SAFETY & PREVENTION

OEM Helps You Maintain Your Vehicle.

If you want to know more about how the right antifreeze/coolant helps maintain the life of your vehicle, OEM is here to help. Whether you’re a novice or an automotive expert, we

have all the knowledge you need. Educating you on when and how to use OEM antifreeze and best practices to protect your vehicle is part of the OEM experience.

The Role of Engine Coolant

Engine coolant is designed to remove excess heat from an internal combustion engine, prevent freezing and most importantly, provide corrosion protection so that the engine can operate in an efficient manner. Improper maintenance of radiator coolant exposes the engine to dangerous high temperatures which change the fluid to acid, resulting in a solution circulating through the system that corrodes rather than protects. As corrosion occurs, the metal deposits settle at the bottom of the radiator preventing the natural transfer of heat away from the engine. Protecting the engine for the service life of the car is the role of engine coolant.

What You Can Do

If you prefer to top-up or change the antifreeze/coolant in your vehicle yourself, here are some important tips to follow to better protect the system in the long run.

• Check the freeze-point of a cooling system’s fluid and replace the antifreeze at the right change interval because used fluid can harm the cooling system’s components and compromise freezing and corrosion protection.

Replace the coolant according to the recommended change interval (per years and miles of use) and check for cracked hoses and/or loose clamps and belts to prevent leaks or system damage.

 Ensure maximum coolant performance with a complete system flush: Premixed coolant can be added as a top-up, but flushing the cooling system and filling it with a concentrate coolant that is properly diluted, is highly recommended because coolant wears out over time and draining and flushing helps remove loose sediment and rust from the radiator.

The Importance of Proper Maintenace

•  Regular coolant system maintenance is important because antifreeze/coolant contains additives to prevent corrosion, lubricating properties for seals and water pumps, and provides heat transfer to the coolant from the metal of the engine.

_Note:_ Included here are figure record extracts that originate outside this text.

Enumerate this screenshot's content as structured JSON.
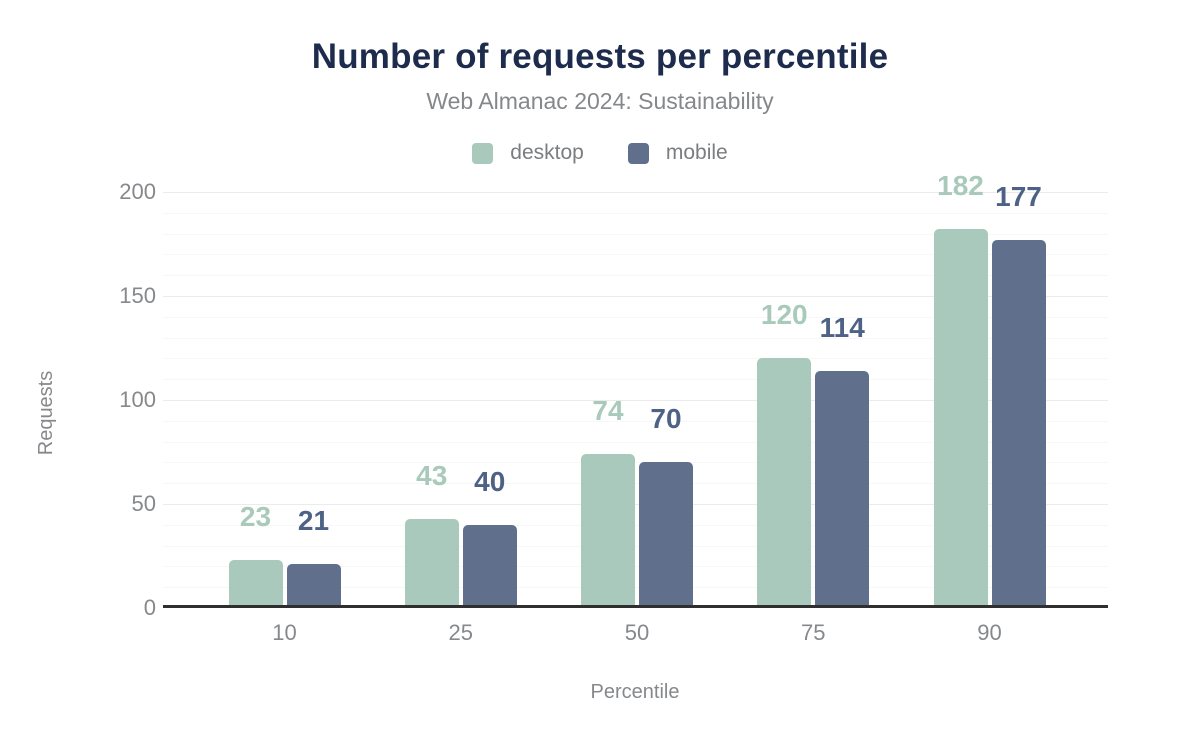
{
  "chart_data": {
    "type": "bar",
    "title": "Number of requests per percentile",
    "subtitle": "Web Almanac 2024: Sustainability",
    "xlabel": "Percentile",
    "ylabel": "Requests",
    "categories": [
      "10",
      "25",
      "50",
      "75",
      "90"
    ],
    "series": [
      {
        "name": "desktop",
        "values": [
          23,
          43,
          74,
          120,
          182
        ],
        "color": "#a8c9bb",
        "label_color": "#a9cabb"
      },
      {
        "name": "mobile",
        "values": [
          21,
          40,
          70,
          114,
          177
        ],
        "color": "#5f6f8c",
        "label_color": "#4e6285"
      }
    ],
    "ylim": [
      0,
      200
    ],
    "yticks": [
      0,
      50,
      100,
      150,
      200
    ],
    "grid": {
      "major_step": 50,
      "minor_step": 10,
      "grid_on": true
    },
    "legend_position": "top",
    "data_labels": true
  },
  "colors": {
    "title": "#1d2b4c",
    "subtitle_text": "#85878a",
    "axis_text": "#86888b",
    "legend_text": "#7b7d80",
    "axis_line": "#2f2f2f",
    "grid_major": "#ebebeb",
    "grid_minor": "#f7f7f7",
    "background": "#ffffff"
  }
}
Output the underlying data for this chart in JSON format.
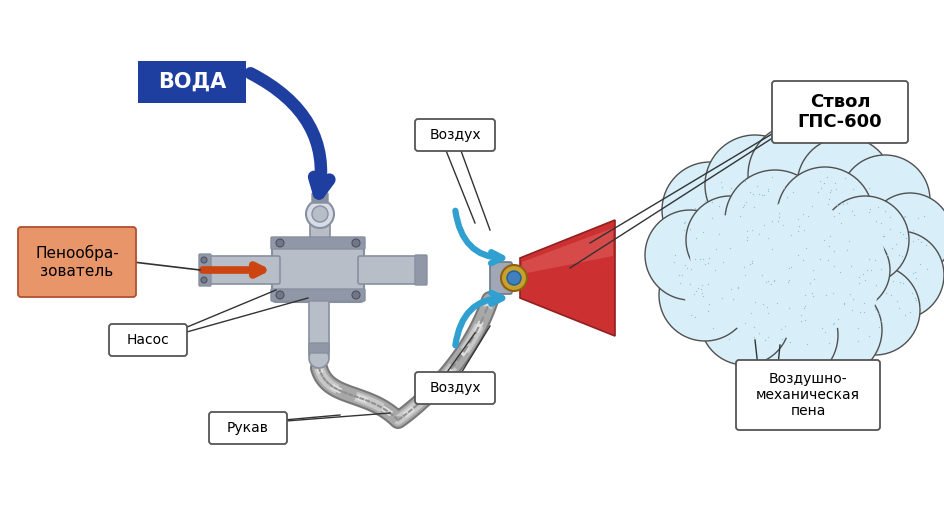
{
  "bg_color": "#ffffff",
  "labels": {
    "voda": "ВОДА",
    "peno": "Пенообра-\nзователь",
    "nasos": "Насос",
    "rukav": "Рукав",
    "vozduh1": "Воздух",
    "vozduh2": "Воздух",
    "stvol": "Ствол\nГПС-600",
    "pena": "Воздушно-\nмеханическая\nпена"
  },
  "colors": {
    "bg": "#ffffff",
    "water_box": "#1f3fa0",
    "water_text": "#ffffff",
    "water_arrow": "#1f3fa0",
    "peno_box": "#e8956a",
    "peno_border": "#b05030",
    "foam_arrow": "#cc4410",
    "pipe": "#b8bec8",
    "pipe_dark": "#8890a0",
    "pipe_light": "#d8dce8",
    "hose_dark": "#909090",
    "hose_mid": "#b8b8b8",
    "hose_light": "#d0d0d0",
    "nozzle_red": "#cc3030",
    "nozzle_light": "#e06060",
    "nozzle_dark": "#902020",
    "air_color": "#30a0d0",
    "cloud_fill": "#d8eef8",
    "cloud_border": "#505050",
    "cloud_dot": "#90c0d8",
    "label_bg": "#ffffff",
    "label_border": "#555555",
    "line_color": "#333333",
    "bolt": "#707888"
  }
}
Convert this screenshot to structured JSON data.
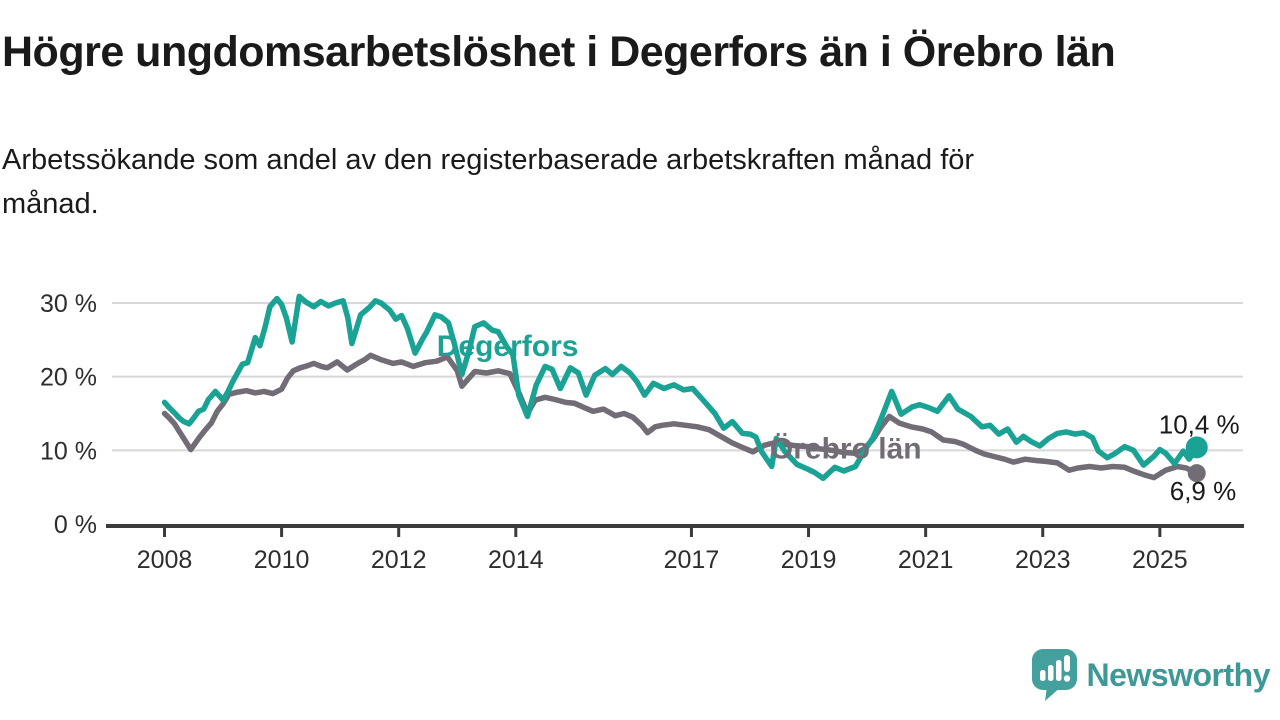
{
  "header": {
    "title": "Högre ungdomsarbetslöshet i Degerfors än i Örebro län",
    "subtitle_lines": [
      "Arbetssökande som andel av den registerbaserade arbetskraften månad för",
      "månad."
    ],
    "subtitle_full": "Arbetssökande som andel av den registerbaserade arbetskraften månad för månad."
  },
  "branding": {
    "wordmark": "Newsworthy",
    "icon": "speech-bubble-bar-chart-icon",
    "icon_color": "#43a09d",
    "wordmark_color": "#3e9896"
  },
  "chart_data": {
    "type": "line",
    "unit": "%",
    "grid": "horizontal",
    "legend_position": "inline-labels",
    "colors": {
      "grid": "#d8d8d8",
      "axis": "#3b3b3b",
      "axis_text": "#2e2e2e",
      "value_label": "#1a1a1a"
    },
    "x_axis": {
      "tick_years": [
        2008,
        2010,
        2012,
        2014,
        2017,
        2019,
        2021,
        2023,
        2025
      ],
      "range": [
        2008,
        2026.3
      ]
    },
    "y_axis": {
      "ticks": [
        0,
        10,
        20,
        30
      ],
      "tick_labels": [
        "0 %",
        "10 %",
        "20 %",
        "30 %"
      ],
      "range": [
        0,
        33
      ]
    },
    "series": [
      {
        "id": "degerfors",
        "name": "Degerfors",
        "color": "#1aa294",
        "end_value": 10.4,
        "end_label": "10,4 %",
        "inline_label": {
          "x_year": 2012.65,
          "y_value": 22.8
        },
        "points": [
          [
            2008.0,
            16.5
          ],
          [
            2008.08,
            15.8
          ],
          [
            2008.17,
            15.1
          ],
          [
            2008.25,
            14.4
          ],
          [
            2008.33,
            13.9
          ],
          [
            2008.42,
            13.6
          ],
          [
            2008.5,
            14.4
          ],
          [
            2008.58,
            15.3
          ],
          [
            2008.67,
            15.6
          ],
          [
            2008.75,
            16.9
          ],
          [
            2008.87,
            18.0
          ],
          [
            2009.0,
            16.8
          ],
          [
            2009.08,
            17.9
          ],
          [
            2009.17,
            19.4
          ],
          [
            2009.33,
            21.7
          ],
          [
            2009.42,
            21.9
          ],
          [
            2009.55,
            25.3
          ],
          [
            2009.63,
            24.2
          ],
          [
            2009.72,
            26.8
          ],
          [
            2009.8,
            29.5
          ],
          [
            2009.92,
            30.6
          ],
          [
            2010.0,
            29.8
          ],
          [
            2010.08,
            28.0
          ],
          [
            2010.18,
            24.7
          ],
          [
            2010.3,
            30.9
          ],
          [
            2010.42,
            30.1
          ],
          [
            2010.55,
            29.5
          ],
          [
            2010.67,
            30.2
          ],
          [
            2010.8,
            29.6
          ],
          [
            2010.92,
            30.0
          ],
          [
            2011.05,
            30.3
          ],
          [
            2011.13,
            28.0
          ],
          [
            2011.2,
            24.5
          ],
          [
            2011.35,
            28.4
          ],
          [
            2011.5,
            29.4
          ],
          [
            2011.6,
            30.3
          ],
          [
            2011.7,
            30.0
          ],
          [
            2011.85,
            29.0
          ],
          [
            2011.95,
            27.8
          ],
          [
            2012.05,
            28.3
          ],
          [
            2012.15,
            26.5
          ],
          [
            2012.28,
            23.2
          ],
          [
            2012.4,
            25.0
          ],
          [
            2012.48,
            26.1
          ],
          [
            2012.62,
            28.4
          ],
          [
            2012.73,
            28.1
          ],
          [
            2012.85,
            27.3
          ],
          [
            2012.95,
            24.5
          ],
          [
            2013.08,
            20.3
          ],
          [
            2013.2,
            23.5
          ],
          [
            2013.3,
            26.8
          ],
          [
            2013.45,
            27.3
          ],
          [
            2013.6,
            26.3
          ],
          [
            2013.7,
            26.1
          ],
          [
            2013.85,
            24.0
          ],
          [
            2013.95,
            23.0
          ],
          [
            2014.05,
            17.5
          ],
          [
            2014.2,
            14.6
          ],
          [
            2014.35,
            18.9
          ],
          [
            2014.5,
            21.4
          ],
          [
            2014.62,
            21.0
          ],
          [
            2014.76,
            18.4
          ],
          [
            2014.93,
            21.2
          ],
          [
            2015.07,
            20.5
          ],
          [
            2015.2,
            17.5
          ],
          [
            2015.35,
            20.2
          ],
          [
            2015.53,
            21.1
          ],
          [
            2015.65,
            20.3
          ],
          [
            2015.8,
            21.4
          ],
          [
            2015.95,
            20.5
          ],
          [
            2016.07,
            19.3
          ],
          [
            2016.2,
            17.5
          ],
          [
            2016.35,
            19.1
          ],
          [
            2016.53,
            18.4
          ],
          [
            2016.7,
            18.9
          ],
          [
            2016.87,
            18.2
          ],
          [
            2017.02,
            18.4
          ],
          [
            2017.2,
            16.8
          ],
          [
            2017.4,
            15.0
          ],
          [
            2017.55,
            13.0
          ],
          [
            2017.7,
            13.9
          ],
          [
            2017.87,
            12.3
          ],
          [
            2018.0,
            12.2
          ],
          [
            2018.1,
            11.8
          ],
          [
            2018.2,
            9.8
          ],
          [
            2018.37,
            7.8
          ],
          [
            2018.45,
            11.6
          ],
          [
            2018.6,
            9.8
          ],
          [
            2018.8,
            8.1
          ],
          [
            2019.0,
            7.4
          ],
          [
            2019.1,
            7.0
          ],
          [
            2019.25,
            6.2
          ],
          [
            2019.45,
            7.7
          ],
          [
            2019.6,
            7.2
          ],
          [
            2019.8,
            7.8
          ],
          [
            2019.96,
            10.0
          ],
          [
            2020.1,
            11.7
          ],
          [
            2020.25,
            14.5
          ],
          [
            2020.42,
            18.0
          ],
          [
            2020.58,
            14.9
          ],
          [
            2020.77,
            15.9
          ],
          [
            2020.9,
            16.2
          ],
          [
            2021.05,
            15.8
          ],
          [
            2021.2,
            15.3
          ],
          [
            2021.4,
            17.4
          ],
          [
            2021.55,
            15.6
          ],
          [
            2021.77,
            14.6
          ],
          [
            2021.96,
            13.2
          ],
          [
            2022.1,
            13.4
          ],
          [
            2022.25,
            12.2
          ],
          [
            2022.4,
            12.9
          ],
          [
            2022.55,
            11.1
          ],
          [
            2022.67,
            11.9
          ],
          [
            2022.8,
            11.2
          ],
          [
            2022.95,
            10.6
          ],
          [
            2023.1,
            11.6
          ],
          [
            2023.25,
            12.3
          ],
          [
            2023.4,
            12.5
          ],
          [
            2023.55,
            12.2
          ],
          [
            2023.7,
            12.4
          ],
          [
            2023.85,
            11.7
          ],
          [
            2023.95,
            9.9
          ],
          [
            2024.1,
            9.0
          ],
          [
            2024.22,
            9.5
          ],
          [
            2024.4,
            10.5
          ],
          [
            2024.55,
            10.0
          ],
          [
            2024.72,
            8.0
          ],
          [
            2024.9,
            9.2
          ],
          [
            2025.0,
            10.1
          ],
          [
            2025.1,
            9.6
          ],
          [
            2025.25,
            8.2
          ],
          [
            2025.4,
            9.9
          ],
          [
            2025.5,
            8.8
          ],
          [
            2025.63,
            10.4
          ]
        ]
      },
      {
        "id": "orebro-lan",
        "name": "Örebro län",
        "color": "#716c75",
        "end_value": 6.9,
        "end_label": "6,9 %",
        "inline_label": {
          "x_year": 2018.34,
          "y_value": 8.9
        },
        "points": [
          [
            2008.0,
            15.0
          ],
          [
            2008.08,
            14.4
          ],
          [
            2008.17,
            13.6
          ],
          [
            2008.25,
            12.6
          ],
          [
            2008.33,
            11.6
          ],
          [
            2008.45,
            10.1
          ],
          [
            2008.6,
            11.8
          ],
          [
            2008.7,
            12.8
          ],
          [
            2008.8,
            13.7
          ],
          [
            2008.9,
            15.3
          ],
          [
            2009.0,
            16.3
          ],
          [
            2009.1,
            17.6
          ],
          [
            2009.25,
            17.9
          ],
          [
            2009.4,
            18.1
          ],
          [
            2009.55,
            17.8
          ],
          [
            2009.7,
            18.0
          ],
          [
            2009.85,
            17.7
          ],
          [
            2010.0,
            18.3
          ],
          [
            2010.1,
            19.8
          ],
          [
            2010.2,
            20.8
          ],
          [
            2010.32,
            21.2
          ],
          [
            2010.45,
            21.5
          ],
          [
            2010.55,
            21.8
          ],
          [
            2010.68,
            21.4
          ],
          [
            2010.78,
            21.2
          ],
          [
            2010.95,
            22.0
          ],
          [
            2011.12,
            20.9
          ],
          [
            2011.3,
            21.8
          ],
          [
            2011.42,
            22.3
          ],
          [
            2011.52,
            22.9
          ],
          [
            2011.7,
            22.3
          ],
          [
            2011.9,
            21.8
          ],
          [
            2012.05,
            22.0
          ],
          [
            2012.25,
            21.4
          ],
          [
            2012.45,
            21.9
          ],
          [
            2012.65,
            22.1
          ],
          [
            2012.83,
            22.7
          ],
          [
            2013.0,
            20.8
          ],
          [
            2013.08,
            18.7
          ],
          [
            2013.3,
            20.7
          ],
          [
            2013.5,
            20.5
          ],
          [
            2013.7,
            20.8
          ],
          [
            2013.9,
            20.4
          ],
          [
            2014.07,
            17.5
          ],
          [
            2014.2,
            15.0
          ],
          [
            2014.33,
            16.8
          ],
          [
            2014.5,
            17.2
          ],
          [
            2014.67,
            16.9
          ],
          [
            2014.85,
            16.5
          ],
          [
            2015.0,
            16.4
          ],
          [
            2015.17,
            15.8
          ],
          [
            2015.32,
            15.3
          ],
          [
            2015.5,
            15.6
          ],
          [
            2015.7,
            14.7
          ],
          [
            2015.85,
            15.0
          ],
          [
            2016.0,
            14.5
          ],
          [
            2016.15,
            13.4
          ],
          [
            2016.25,
            12.4
          ],
          [
            2016.38,
            13.2
          ],
          [
            2016.5,
            13.4
          ],
          [
            2016.7,
            13.6
          ],
          [
            2016.9,
            13.4
          ],
          [
            2017.1,
            13.2
          ],
          [
            2017.3,
            12.8
          ],
          [
            2017.5,
            11.9
          ],
          [
            2017.7,
            11.0
          ],
          [
            2017.9,
            10.3
          ],
          [
            2018.05,
            9.8
          ],
          [
            2018.25,
            10.7
          ],
          [
            2018.4,
            11.0
          ],
          [
            2018.6,
            10.8
          ],
          [
            2018.8,
            10.6
          ],
          [
            2019.0,
            10.5
          ],
          [
            2019.2,
            10.2
          ],
          [
            2019.4,
            10.0
          ],
          [
            2019.6,
            9.7
          ],
          [
            2019.8,
            9.6
          ],
          [
            2019.95,
            10.2
          ],
          [
            2020.1,
            11.5
          ],
          [
            2020.25,
            13.3
          ],
          [
            2020.38,
            14.6
          ],
          [
            2020.55,
            13.7
          ],
          [
            2020.75,
            13.2
          ],
          [
            2020.95,
            12.9
          ],
          [
            2021.1,
            12.5
          ],
          [
            2021.3,
            11.4
          ],
          [
            2021.5,
            11.2
          ],
          [
            2021.65,
            10.8
          ],
          [
            2021.85,
            10.0
          ],
          [
            2022.0,
            9.5
          ],
          [
            2022.2,
            9.1
          ],
          [
            2022.35,
            8.8
          ],
          [
            2022.5,
            8.4
          ],
          [
            2022.7,
            8.8
          ],
          [
            2022.9,
            8.6
          ],
          [
            2023.05,
            8.5
          ],
          [
            2023.25,
            8.3
          ],
          [
            2023.45,
            7.3
          ],
          [
            2023.6,
            7.6
          ],
          [
            2023.8,
            7.8
          ],
          [
            2024.0,
            7.6
          ],
          [
            2024.2,
            7.8
          ],
          [
            2024.4,
            7.7
          ],
          [
            2024.55,
            7.2
          ],
          [
            2024.72,
            6.7
          ],
          [
            2024.9,
            6.3
          ],
          [
            2025.1,
            7.3
          ],
          [
            2025.3,
            7.8
          ],
          [
            2025.45,
            7.6
          ],
          [
            2025.63,
            6.9
          ]
        ]
      }
    ]
  }
}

Corrosion inhibitors will be used up over time, reducing corrosion protection, so it is important to have the antifreeze/coolant checked regularly to keep the system protected.

 Helps to protect the system from winter freeze-up, corrosion and evaporation of water.

Maintaining the coolant level is also important for raising the boil point to prevent boil over and water evaporation and helps to keep the heater working properly.

Aids in maximizing fuel economy: A proper level, condition and concentration of antifreeze/coolant in the overflow tank are imperative.

Check Your Antifreeze Levels

Directions:

1.  Ensure the car engine is cool. Never check the radiator when the engine is hot or cold.

2. Use a rag to remove the cap of the radiator tank.

3. Check the radiator’s coolant level; the fluid should be near the top, or at the “Full” mark etched into the radiator metal (if there is one). If the level is low, you will have to top it up.

4. If your car also has a radiator overflow tank, remove the cap. There should be little to no fluid present. If the coolant level is low in the radiator and nearly full in the overflow tank long after the car has been driven, take the car in for servicing immediately.

5. Check the coolant’s protection level (freezing and boiling points) with a coolant refractometer. It is the best tool to measure glycol content and protection levels.

Refer to your owner’s manual for specific cooling system capacity and service instructions prior to changing your vehicle’s antifreeze/coolant. Ideal times to perform coolant tests are in the spring and fall. Check more often if you drive in extreme weather conditions throughout the year.

Change the Antifreeze/ Coolant in Your Vehicle

Directions:

1.  Once the cooling system has been drained of antifreeze, fill with deionized water.

2. Run engine until warm with heater on high.

3. Thoroughly drain system again. Repeat until drained water is clear.

4. Add antifreeze. Use minimum 50/50, maximum 70/30 antifreeze to deionized water mix. Run engine until warm.

5. Top off with deionized water.

Refer to your owner’s manual for specific cooling system capacity and service instructions prior to changing your vehicle’s antifreeze/coolant. Ideal times to perform coolant tests are in the spring and fall. Check more often if you drive in extreme weather conditions throughout the year.